= Discbox slider =

Optical disc packaging concept

The discbox slider (DBS) is a 100% paperboard optical disc package developed by Stora Enso.

The case is comparable with the plastic jewel or Amaray case when it comes to size, but has more of the features of the LP style cases in terms of weight and printability. The DBS case opens up from the side by moving the slider part (on which the disc is resting) from the sleeve. The Discbox Slider is also considered as an environmentally friendly prerecorded media packaging option as it is 100% recyclable and manufactured using sustainable processes.
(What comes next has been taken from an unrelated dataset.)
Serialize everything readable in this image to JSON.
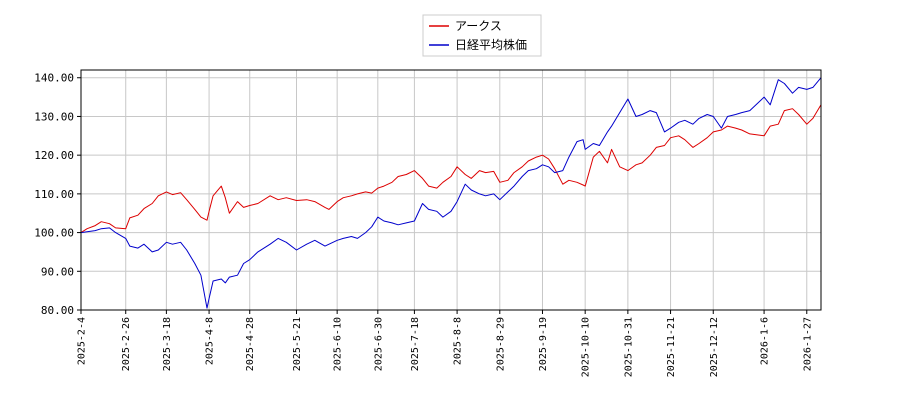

The Discbox slider has two packaging formats: the small-sized DBS CD for CD-sized packaging, and the DBS DVD for DVD-sized packaging (a DVD case which is available both in normal and slim size). The DBS CD case can hold 1–2 discs and a booklet, whereas the DBS DVD cases can hold 1–3 discs and booklet. The DVD-sized case is increasingly being adopted for Blu-ray releases. The Discbox Slider (DBS) packaging is currently being used by record labels and movie studios worldwide.

== Uses ==
Many covermount CDs released in British magazine Mixmag were packaged in discbox sliders. This format replaced the standard jewel case which in turn was replaced by a simple cardboard sleeve. DBSes were also used by General Motors to package instructional CDs included with their vehicles in the 2000s.